Pensava di aver fatto bene, invece l’espressione furibonda del biondo lo fece sussultare. Nessuno lo aveva mai guardato con quell’odio, con l’animale rinchiuso in una minuscola gabbietta per uccelli, che guaiva con la criniera abbassata.

Assunse un’espressione sottomessa, mentre Rufus sembrava trattenersi appena dal saltargli al collo.

“È stata un’idea tua vero?”

Freddo come il ghiaccio e con l’accusa ad avvelenargli le labbra, con l’unico obbiettivo di umiliarlo.

“ Pensavo che le fosse gradito” mettersi sulla difensiva non serviva niente, ma tanto valeva avere una scusa con cui pararsi la reputazione. La sua  doveva essere stata  pessima, perché Rufus inspirò bruscamente l’aria, diventando rosso d’indignazione. Il ciuffo gli cadde scompostamente sul viso.

“ Che bella trovata” commentò sarcastico “ Volevi farmi morire prima del tempo?” e le scaraventò addosso la gabbia, che prese al volo sotto lo sguardo atterrito della bestia. Tseng si scusò mentalmente con lui per averlo coinvolto in tutto questo.

“ Se l’ho offesa in qualche modo, signore, la prego di perdonarmi”

Rufus rise, in una maniera che non gli piacque “ Offeso? Oh no, io sono arrabbiato” si risistemò i capelli “ E perplesso. Cosa me ne faccio di… quell’affare? Spiegamelo, e forse non dirò nulla a mio padre”

Tseng esitò “ Pensavo che potesse aiutarlo”

“ Aiutarmi?” rispose Rufus acido ,ma con una nota di curiosità “ Per cosa?”

“ Niente, dimentichi le mie parole”

“ NO! Ora me lo dici! Per cosa?”

Tseng sospirò, conscio del fatto che si stava giocando il posto con quella confessione ma non potè farne a meno.

“ Lei sta sempre solo. Ho pensato che questo cucciolo potesse aiutarla ad essere felice” tacquero.

Rufus lo fissò a lungo, con un’espressione indecifrabile. Le sue labbra si mossero una volta, due senza emettere suoni poi alla terza trovò la forza di esclamare.

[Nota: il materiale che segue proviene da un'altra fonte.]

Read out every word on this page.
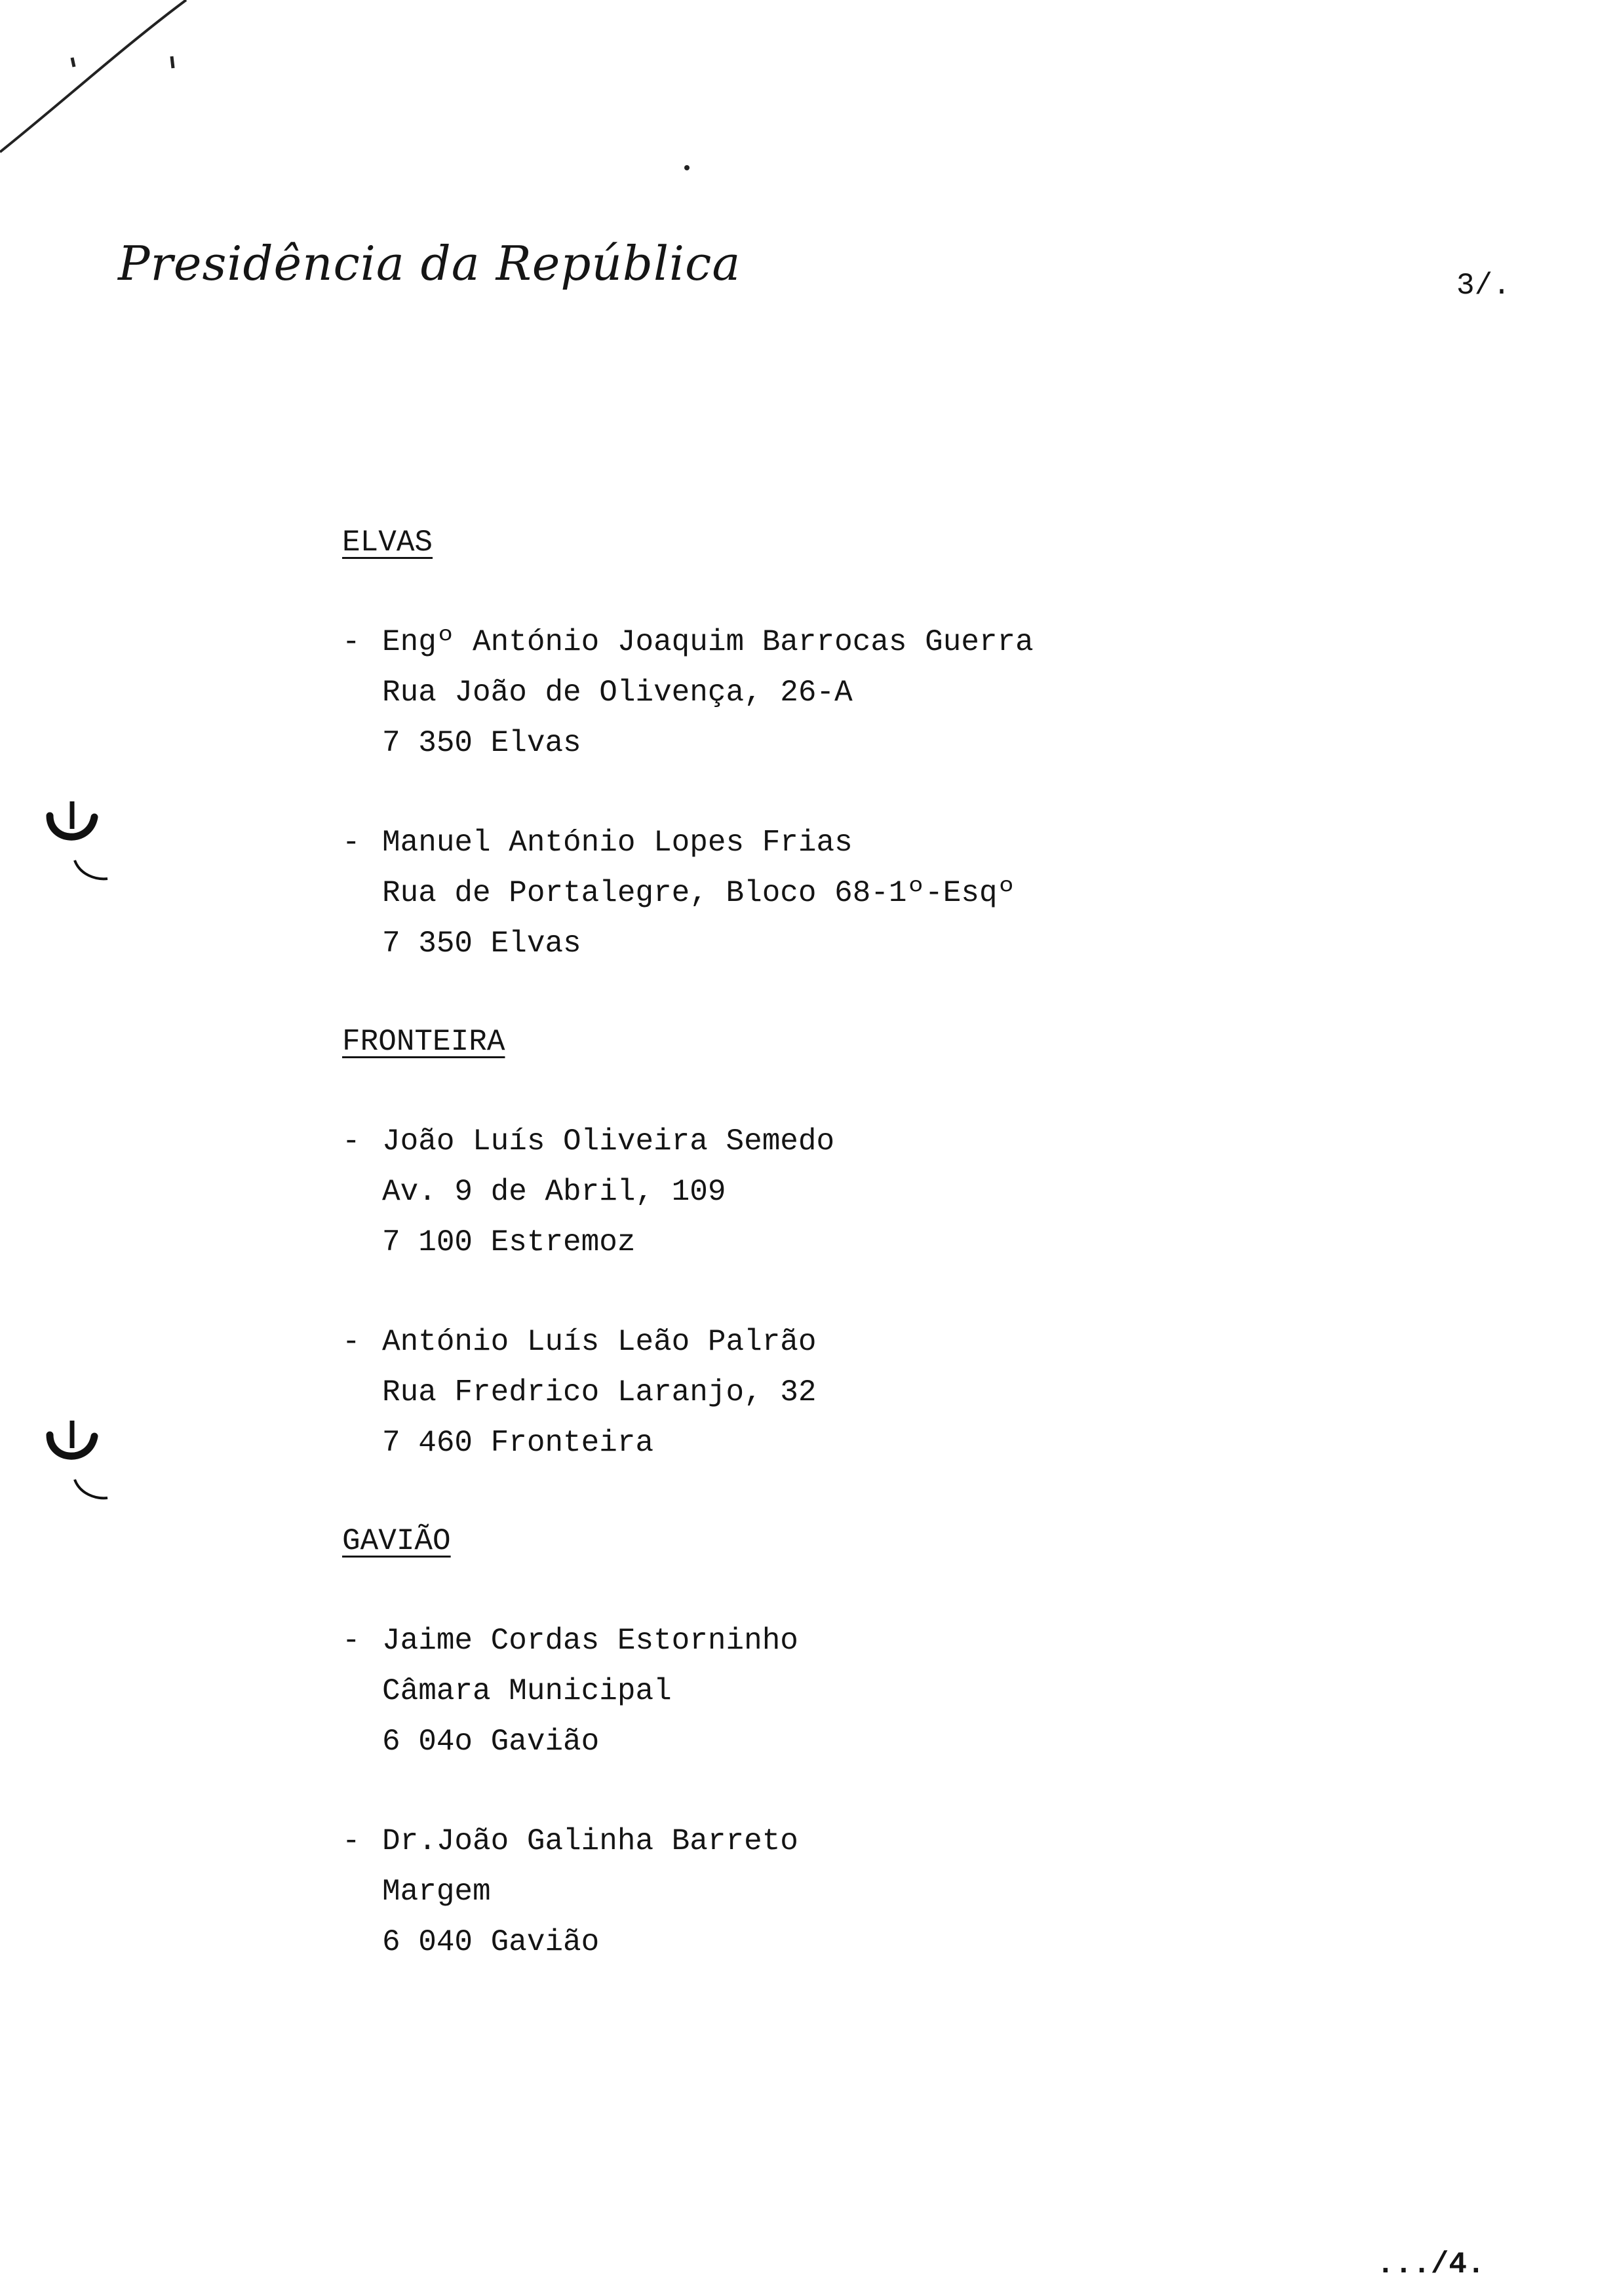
Presidência da República	3/.
ELVAS
- Engº António Joaquim Barrocas Guerra
Rua João de Olivença, 26-A
7 350 Elvas
- Manuel António Lopes Frias
Rua de Portalegre, Bloco 68-1º-Esqº
7 350 Elvas
FRONTEIRA
- João Luís Oliveira Semedo
Av. 9 de Abril, 109
7 100 Estremoz
- António Luís Leão Palrão
Rua Fredrico Laranjo, 32
7 460 Fronteira
GAVIÃO
- Jaime Cordas Estorninho
Câmara Municipal
6 04o Gavião
- Dr.João Galinha Barreto
Margem
6 040 Gavião
.../4.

“ Mi stai dando dell’asocile???”

“ No ,signore” Tseng sentiva una strana calma dentro di se, come se qualcuno lo guidasse nel scegliere le parole nel modo più saggio “ Ma ho come l’impressione che lei viva troppo separato dalla realtà”

“ Non voglio la realtà” gli diede le spalle, dirigendosi verso la finestra “ Non ne avrei comunque il tempo. A me piace questa esistenza, avere nelle mani qualcuno da comandare a piacimento. Non ho bisogno di amici, se era questo il tuo intento, solo di burattini. Capisci?”

“ Lei ha mai amato qualcuno che non fosse se stesso?” entrambi scattarono, sorpresi da quelle parole.

“ Scusa?” si voltò a guardarlo, con incredulità e Tseng si maledisse mille volte. Cosa gli era preso?

“ Se ho mai amato qualcuno?” sibilò Rufus scandendo bene ogni parola e il Turk evitò il suo sguardo omicida. Poi l’impensabile.

Un’ira trattenuta con  voce rotta.

“ Se proprio vuoi saperlo” mormorò con gli occhi lucidi “ L’unica persona è morta due anni fa. L’unica in questo schifo di mondo” abbassò il viso, mentre l’autocontrollo andò a farsi definitivamente benedire, e grosse lacrime caddero a terra.

“ CHE DIAVOLO PUOI SAPERNE?? TU NON SAI COSA VUOL DIRE ESSERE ME!!” e sotto lo sguardo scioccato di Tseng e i guaiti del cucciolo scappò in camera sua.

Pianse tutte le lacrime che aveva trattenuto in due anni, invocando sua madre la sua carezza. Si chiese cosa ci fosse di grandioso essere odiato da tutti, camminare sopra i vinti in un’onda di repressione feroce quanto la battaglia che si  stava consumando dentro al suo cuore.

Odiò se stesso, suo padre.

Tutto.

Quella notte Rufus Shinra prese una decisione che avrebbe cambiato le sorti del mondo in un futuro che sua madre non gli avrebbe mai augurato.

Quello di un dittatore. Che avrebbe perso tutto ad un passo dalla vittoria.